Match Point is really a conflation of Allen's earlier Crimes and Misdemeanors with Dostoyevsky's Crime and Punishment. The main character, Chris Wilton, is a British Raskolnikov, a Nietzschean Uber Man who faces a problem quite similar to that faced by Martin Landau in C&M. A woman with whom he has been having an affair threatens to spill the beans to his wife.
At the outset of the story Wilton observes that "It seems scientists are confirming more and more that all existence is here by blind chance; [there's] no purpose, no design." Allen returns to the idea of life being just a matter of chance or luck several times throughout the movie and ties it together brilliantly at the end.
In the same conversation another character opines that, "Despair is the path of least resistance." To which Wilton responds, "I think that faith is the path of least resistance."
Chris Wilton is a modern man for whom religious faith is never considered except once and then only to be dismissed with derision: A man who lost both legs subsequently found Jesus, Chris tells us. To which Chris' brother in law-to-be responds "Sounds like a poor trade."
But by the end of the movie Wilton is himself in despair, having, like Raskolnikov, drunk deeply of the cup of his nihilistic convictions. It is only incredible good luck that saves him from utter ruin. He recognizes that, given his disdain for faith, his life is meaningless and that there is no justice in the world:
"It would be fitting if I were apprehended and punished. At least there would be some small sign of justice - some small measure of hope for the possibility of meaning."
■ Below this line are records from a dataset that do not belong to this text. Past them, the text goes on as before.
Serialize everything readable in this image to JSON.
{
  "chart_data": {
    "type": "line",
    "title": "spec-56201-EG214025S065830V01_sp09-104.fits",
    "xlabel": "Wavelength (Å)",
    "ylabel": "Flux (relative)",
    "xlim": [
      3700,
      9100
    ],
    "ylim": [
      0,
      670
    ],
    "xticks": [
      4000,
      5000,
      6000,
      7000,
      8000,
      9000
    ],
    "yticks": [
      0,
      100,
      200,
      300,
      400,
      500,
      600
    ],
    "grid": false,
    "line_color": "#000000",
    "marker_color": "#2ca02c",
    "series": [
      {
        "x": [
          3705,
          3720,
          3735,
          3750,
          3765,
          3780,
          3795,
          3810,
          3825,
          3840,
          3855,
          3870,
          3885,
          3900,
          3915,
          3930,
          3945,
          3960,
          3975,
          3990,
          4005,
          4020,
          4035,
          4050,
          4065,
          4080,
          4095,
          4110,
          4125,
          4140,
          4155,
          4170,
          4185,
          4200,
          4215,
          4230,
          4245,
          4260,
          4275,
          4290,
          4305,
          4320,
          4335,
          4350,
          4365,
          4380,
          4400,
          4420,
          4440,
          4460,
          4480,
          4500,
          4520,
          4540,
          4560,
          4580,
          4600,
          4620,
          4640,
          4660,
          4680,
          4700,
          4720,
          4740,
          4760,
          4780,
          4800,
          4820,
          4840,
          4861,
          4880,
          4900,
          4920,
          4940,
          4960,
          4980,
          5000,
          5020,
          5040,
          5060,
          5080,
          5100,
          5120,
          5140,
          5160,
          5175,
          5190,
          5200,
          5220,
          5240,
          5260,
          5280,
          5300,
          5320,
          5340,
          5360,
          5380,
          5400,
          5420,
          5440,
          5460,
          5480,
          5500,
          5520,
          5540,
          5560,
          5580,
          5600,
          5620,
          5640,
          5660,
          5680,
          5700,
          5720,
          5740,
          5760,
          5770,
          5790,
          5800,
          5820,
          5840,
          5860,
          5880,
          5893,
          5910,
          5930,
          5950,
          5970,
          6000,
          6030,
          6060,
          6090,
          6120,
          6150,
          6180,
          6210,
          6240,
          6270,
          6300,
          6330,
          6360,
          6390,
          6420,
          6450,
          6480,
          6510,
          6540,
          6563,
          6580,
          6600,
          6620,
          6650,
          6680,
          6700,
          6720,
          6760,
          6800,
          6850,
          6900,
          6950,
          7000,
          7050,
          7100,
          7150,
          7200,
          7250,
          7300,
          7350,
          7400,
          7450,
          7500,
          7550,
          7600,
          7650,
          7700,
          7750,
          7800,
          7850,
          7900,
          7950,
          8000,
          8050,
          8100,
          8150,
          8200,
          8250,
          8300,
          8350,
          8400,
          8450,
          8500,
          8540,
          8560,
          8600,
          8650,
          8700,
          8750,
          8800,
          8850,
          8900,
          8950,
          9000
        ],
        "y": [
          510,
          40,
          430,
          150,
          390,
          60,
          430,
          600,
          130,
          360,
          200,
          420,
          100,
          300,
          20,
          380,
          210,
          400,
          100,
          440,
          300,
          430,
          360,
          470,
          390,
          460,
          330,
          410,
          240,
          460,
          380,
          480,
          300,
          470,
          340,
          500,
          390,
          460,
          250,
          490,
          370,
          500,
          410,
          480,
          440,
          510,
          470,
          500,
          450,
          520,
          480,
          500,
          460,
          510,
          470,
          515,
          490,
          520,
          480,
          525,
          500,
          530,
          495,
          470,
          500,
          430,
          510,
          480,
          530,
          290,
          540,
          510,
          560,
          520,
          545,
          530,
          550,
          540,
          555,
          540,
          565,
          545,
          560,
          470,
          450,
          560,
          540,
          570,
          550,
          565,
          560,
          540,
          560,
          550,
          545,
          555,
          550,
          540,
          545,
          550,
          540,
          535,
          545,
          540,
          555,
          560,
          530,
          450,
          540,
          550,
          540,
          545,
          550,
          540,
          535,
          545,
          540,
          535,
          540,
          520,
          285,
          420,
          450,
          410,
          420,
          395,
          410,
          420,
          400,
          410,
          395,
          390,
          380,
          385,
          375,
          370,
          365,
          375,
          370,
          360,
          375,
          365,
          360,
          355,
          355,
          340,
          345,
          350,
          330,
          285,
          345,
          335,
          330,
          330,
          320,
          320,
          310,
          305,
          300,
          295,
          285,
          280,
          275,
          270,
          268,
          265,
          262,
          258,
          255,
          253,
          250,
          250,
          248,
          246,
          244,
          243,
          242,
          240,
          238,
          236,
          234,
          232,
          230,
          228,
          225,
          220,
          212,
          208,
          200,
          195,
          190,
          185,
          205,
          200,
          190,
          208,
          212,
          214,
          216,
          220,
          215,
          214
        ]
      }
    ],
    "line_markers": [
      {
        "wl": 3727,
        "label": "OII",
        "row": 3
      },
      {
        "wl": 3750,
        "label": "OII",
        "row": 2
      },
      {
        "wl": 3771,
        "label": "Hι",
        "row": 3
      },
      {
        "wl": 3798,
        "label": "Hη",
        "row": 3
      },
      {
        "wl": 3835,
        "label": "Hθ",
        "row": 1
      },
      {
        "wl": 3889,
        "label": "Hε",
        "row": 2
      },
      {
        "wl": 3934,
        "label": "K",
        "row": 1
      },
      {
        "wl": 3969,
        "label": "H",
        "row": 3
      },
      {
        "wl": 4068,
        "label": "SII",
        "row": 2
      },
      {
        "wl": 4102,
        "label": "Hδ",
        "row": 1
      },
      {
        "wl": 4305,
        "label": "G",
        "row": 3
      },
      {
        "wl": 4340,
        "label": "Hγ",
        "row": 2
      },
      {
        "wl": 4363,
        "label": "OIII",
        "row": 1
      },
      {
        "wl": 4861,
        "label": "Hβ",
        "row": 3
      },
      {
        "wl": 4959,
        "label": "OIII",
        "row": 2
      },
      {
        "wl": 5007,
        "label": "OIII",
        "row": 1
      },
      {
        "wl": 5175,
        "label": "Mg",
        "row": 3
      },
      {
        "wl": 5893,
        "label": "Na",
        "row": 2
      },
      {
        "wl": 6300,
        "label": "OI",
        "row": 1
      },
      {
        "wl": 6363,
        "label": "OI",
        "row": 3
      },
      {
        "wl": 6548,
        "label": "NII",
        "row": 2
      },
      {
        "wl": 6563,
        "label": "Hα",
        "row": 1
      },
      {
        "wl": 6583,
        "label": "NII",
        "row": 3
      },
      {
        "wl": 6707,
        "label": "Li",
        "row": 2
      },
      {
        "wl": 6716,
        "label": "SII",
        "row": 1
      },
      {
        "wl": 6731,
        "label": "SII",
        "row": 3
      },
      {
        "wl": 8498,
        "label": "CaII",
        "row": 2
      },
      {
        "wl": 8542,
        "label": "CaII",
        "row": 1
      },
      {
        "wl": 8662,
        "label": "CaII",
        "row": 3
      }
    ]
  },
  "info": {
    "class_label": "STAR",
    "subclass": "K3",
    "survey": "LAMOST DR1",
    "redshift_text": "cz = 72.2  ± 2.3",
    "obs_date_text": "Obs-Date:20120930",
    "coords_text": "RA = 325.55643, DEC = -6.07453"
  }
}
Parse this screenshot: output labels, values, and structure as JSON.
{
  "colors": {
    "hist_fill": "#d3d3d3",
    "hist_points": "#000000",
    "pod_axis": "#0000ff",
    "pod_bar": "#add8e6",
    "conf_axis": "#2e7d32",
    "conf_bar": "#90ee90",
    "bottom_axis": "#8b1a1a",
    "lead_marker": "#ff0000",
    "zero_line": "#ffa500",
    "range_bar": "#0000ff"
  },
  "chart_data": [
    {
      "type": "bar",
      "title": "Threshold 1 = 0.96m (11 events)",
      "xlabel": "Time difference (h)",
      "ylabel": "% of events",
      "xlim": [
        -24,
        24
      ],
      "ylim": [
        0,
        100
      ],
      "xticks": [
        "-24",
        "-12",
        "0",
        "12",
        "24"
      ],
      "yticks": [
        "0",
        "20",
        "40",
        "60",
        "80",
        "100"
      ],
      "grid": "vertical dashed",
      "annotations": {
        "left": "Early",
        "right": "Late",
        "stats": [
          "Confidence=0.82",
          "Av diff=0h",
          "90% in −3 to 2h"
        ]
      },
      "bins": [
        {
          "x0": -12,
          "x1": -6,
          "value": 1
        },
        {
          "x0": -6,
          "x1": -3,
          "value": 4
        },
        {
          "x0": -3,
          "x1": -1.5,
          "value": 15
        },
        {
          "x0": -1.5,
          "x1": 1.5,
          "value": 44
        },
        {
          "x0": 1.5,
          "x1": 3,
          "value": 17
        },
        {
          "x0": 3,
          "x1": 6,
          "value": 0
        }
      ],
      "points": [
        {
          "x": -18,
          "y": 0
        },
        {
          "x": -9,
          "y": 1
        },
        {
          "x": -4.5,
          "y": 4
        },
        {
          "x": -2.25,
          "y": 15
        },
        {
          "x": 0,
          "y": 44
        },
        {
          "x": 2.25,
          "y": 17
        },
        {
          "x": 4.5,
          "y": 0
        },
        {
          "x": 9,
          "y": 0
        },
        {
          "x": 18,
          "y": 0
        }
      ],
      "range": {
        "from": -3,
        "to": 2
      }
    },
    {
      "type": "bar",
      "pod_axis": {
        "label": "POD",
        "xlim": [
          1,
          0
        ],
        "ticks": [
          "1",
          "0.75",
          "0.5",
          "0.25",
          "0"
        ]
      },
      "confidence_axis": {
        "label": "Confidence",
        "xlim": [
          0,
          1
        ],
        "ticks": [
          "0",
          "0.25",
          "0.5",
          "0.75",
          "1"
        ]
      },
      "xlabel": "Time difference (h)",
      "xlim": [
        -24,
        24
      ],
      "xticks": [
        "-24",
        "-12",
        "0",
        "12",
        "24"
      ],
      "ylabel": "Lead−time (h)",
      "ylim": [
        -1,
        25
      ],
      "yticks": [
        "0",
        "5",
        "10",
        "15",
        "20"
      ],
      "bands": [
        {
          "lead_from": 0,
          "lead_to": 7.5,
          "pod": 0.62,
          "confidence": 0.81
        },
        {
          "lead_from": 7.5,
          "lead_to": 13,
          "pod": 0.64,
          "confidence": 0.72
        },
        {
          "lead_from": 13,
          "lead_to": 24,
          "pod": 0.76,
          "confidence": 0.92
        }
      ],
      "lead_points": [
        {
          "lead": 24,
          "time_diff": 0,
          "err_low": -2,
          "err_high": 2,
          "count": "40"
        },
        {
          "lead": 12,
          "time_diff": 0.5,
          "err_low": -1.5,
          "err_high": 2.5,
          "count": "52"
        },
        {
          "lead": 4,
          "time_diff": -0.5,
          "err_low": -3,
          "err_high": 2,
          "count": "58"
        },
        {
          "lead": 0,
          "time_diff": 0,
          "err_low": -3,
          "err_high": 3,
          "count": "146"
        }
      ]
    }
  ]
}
But for Chris life is without purpose, meaning, or justice, and consequently there's no moral obligation, either. All is chance, sheer luck. So it is for modern man without God. If God is dead, as he is for the Chris Wiltons of the world, then life is a great yawning emptiness that nothing can fill. It is day after day of meaningless, grindingly pointless existence. It is the life of Meursault in Camus' The Stranger.
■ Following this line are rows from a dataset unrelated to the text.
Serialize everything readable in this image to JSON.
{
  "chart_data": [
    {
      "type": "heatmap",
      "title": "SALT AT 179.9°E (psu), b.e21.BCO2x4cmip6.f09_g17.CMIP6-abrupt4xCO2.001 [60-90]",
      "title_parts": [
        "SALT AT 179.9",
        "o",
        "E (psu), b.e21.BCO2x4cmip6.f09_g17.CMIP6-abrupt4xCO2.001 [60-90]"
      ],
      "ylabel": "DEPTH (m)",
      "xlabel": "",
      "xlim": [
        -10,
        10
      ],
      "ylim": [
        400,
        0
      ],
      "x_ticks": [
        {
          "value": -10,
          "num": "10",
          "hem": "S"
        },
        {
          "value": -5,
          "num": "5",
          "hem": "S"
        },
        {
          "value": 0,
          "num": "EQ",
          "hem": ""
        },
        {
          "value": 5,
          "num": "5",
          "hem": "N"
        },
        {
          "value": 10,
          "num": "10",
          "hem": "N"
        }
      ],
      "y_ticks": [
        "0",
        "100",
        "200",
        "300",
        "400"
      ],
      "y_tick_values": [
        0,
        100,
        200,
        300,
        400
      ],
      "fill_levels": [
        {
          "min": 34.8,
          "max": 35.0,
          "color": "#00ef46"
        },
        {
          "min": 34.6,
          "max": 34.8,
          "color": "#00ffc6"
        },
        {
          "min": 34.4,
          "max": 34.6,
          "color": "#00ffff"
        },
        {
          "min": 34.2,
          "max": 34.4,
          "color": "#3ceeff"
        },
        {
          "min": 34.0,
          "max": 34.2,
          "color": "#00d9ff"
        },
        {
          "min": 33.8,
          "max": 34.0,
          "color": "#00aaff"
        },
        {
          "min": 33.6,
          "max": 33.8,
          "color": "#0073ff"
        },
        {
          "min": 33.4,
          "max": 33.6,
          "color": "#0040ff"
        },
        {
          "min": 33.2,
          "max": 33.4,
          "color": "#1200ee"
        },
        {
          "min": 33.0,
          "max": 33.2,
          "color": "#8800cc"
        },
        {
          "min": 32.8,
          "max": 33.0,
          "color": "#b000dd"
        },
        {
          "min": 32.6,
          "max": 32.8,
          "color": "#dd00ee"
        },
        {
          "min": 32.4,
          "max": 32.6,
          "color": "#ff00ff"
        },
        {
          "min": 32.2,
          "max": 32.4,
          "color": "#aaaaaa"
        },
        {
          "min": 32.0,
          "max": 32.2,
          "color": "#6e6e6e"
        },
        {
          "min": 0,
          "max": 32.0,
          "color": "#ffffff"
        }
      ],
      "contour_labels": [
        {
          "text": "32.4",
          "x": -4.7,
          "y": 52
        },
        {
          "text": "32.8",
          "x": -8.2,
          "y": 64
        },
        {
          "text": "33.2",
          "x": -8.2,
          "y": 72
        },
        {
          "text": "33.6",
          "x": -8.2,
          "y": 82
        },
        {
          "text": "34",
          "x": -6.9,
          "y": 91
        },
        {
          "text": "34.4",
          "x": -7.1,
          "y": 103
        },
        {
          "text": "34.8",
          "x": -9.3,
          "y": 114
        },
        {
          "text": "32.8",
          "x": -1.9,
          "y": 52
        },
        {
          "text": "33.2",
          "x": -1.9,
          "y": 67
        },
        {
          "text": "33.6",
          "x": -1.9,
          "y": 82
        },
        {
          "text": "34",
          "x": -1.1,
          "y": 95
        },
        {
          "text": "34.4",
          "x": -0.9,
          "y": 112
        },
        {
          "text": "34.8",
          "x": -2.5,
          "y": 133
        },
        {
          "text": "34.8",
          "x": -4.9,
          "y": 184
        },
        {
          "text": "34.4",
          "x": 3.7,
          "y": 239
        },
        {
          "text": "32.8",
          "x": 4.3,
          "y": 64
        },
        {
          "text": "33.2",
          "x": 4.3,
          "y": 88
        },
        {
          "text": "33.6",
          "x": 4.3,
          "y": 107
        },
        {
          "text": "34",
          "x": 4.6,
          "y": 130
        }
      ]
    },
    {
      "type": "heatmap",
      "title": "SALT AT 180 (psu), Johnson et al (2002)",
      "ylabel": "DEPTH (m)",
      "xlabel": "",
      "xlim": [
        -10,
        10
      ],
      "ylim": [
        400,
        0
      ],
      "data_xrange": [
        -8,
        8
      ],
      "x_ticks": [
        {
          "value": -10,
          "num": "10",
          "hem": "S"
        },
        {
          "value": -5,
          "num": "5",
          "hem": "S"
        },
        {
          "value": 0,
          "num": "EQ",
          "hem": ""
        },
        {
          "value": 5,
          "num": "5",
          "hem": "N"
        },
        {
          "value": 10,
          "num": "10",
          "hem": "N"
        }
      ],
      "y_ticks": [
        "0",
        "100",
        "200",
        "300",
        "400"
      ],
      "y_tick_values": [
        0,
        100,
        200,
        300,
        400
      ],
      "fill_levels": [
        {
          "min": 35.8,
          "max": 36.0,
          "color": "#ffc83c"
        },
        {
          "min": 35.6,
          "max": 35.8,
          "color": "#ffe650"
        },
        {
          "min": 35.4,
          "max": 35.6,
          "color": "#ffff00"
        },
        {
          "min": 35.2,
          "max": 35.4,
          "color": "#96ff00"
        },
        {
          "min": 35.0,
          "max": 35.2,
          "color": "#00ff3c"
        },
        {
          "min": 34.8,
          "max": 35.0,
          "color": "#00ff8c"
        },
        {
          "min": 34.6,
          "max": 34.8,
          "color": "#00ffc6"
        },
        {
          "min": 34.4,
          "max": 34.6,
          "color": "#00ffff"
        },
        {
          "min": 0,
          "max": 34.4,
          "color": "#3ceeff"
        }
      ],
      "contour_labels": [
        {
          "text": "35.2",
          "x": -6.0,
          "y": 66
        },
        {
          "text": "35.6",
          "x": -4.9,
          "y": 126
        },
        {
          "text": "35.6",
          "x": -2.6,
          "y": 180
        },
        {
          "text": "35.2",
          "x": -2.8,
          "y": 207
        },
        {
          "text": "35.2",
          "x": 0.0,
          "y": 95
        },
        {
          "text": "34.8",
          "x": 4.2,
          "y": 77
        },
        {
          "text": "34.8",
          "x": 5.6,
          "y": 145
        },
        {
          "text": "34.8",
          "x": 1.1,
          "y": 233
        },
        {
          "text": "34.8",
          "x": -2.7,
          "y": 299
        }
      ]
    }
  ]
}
Chris' wife chirpily proclaims that she doesn't care, she loves life anyway, but she is a woman who thinks little about anything beyond how to get herself pregnant. She plays Marie to Wilton's Meursault.
Wilton turns out to be indeed incredibly lucky (the movie's very clever ending is based on this), but one wonders whether his luck has saved him or whether it has condemned him to the hell of existing without purpose or meaning.
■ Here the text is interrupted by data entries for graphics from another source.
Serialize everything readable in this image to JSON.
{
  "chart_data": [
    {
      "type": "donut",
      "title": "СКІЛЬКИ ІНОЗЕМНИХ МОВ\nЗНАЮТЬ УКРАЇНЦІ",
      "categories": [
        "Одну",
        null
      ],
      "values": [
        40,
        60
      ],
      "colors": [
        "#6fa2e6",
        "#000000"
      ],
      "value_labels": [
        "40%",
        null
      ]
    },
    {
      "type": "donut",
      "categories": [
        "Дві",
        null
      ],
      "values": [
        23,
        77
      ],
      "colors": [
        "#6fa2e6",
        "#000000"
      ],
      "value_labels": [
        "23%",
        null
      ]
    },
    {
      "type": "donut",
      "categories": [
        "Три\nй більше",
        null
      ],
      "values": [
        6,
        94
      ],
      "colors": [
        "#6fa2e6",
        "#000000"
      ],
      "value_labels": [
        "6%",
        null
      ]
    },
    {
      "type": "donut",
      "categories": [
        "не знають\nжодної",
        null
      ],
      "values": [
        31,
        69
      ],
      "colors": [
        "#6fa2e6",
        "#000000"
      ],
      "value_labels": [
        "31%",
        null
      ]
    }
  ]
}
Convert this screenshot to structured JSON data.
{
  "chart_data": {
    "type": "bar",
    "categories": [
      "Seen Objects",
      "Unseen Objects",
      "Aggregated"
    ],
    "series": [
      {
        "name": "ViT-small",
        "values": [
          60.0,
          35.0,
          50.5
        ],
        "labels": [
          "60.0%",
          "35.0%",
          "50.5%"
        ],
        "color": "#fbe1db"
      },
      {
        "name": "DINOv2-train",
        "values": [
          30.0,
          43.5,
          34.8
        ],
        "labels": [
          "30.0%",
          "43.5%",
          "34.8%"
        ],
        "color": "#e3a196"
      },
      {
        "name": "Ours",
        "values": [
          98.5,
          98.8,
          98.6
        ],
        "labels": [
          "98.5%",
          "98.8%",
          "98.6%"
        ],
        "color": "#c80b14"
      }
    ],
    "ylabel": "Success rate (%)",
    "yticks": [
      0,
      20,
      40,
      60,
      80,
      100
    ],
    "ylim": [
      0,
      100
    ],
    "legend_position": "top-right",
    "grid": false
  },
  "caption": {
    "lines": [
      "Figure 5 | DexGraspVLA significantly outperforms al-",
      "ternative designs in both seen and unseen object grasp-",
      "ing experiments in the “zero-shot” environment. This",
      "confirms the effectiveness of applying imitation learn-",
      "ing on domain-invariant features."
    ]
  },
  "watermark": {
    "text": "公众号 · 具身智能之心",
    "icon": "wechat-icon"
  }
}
In Hannah and Her Sisters Allen says that he "doesn't want to go on living in a Godless universe. The only thing we can know for certain is that life is meaningless." Allen seems to have spent a career wrestling with the modern predicament. He doesn't want to believe there is a God, but he finds it difficult to live with the existential consequences of unbelief. Man has to believe in something, but if there is no God there's nothing worth believing in.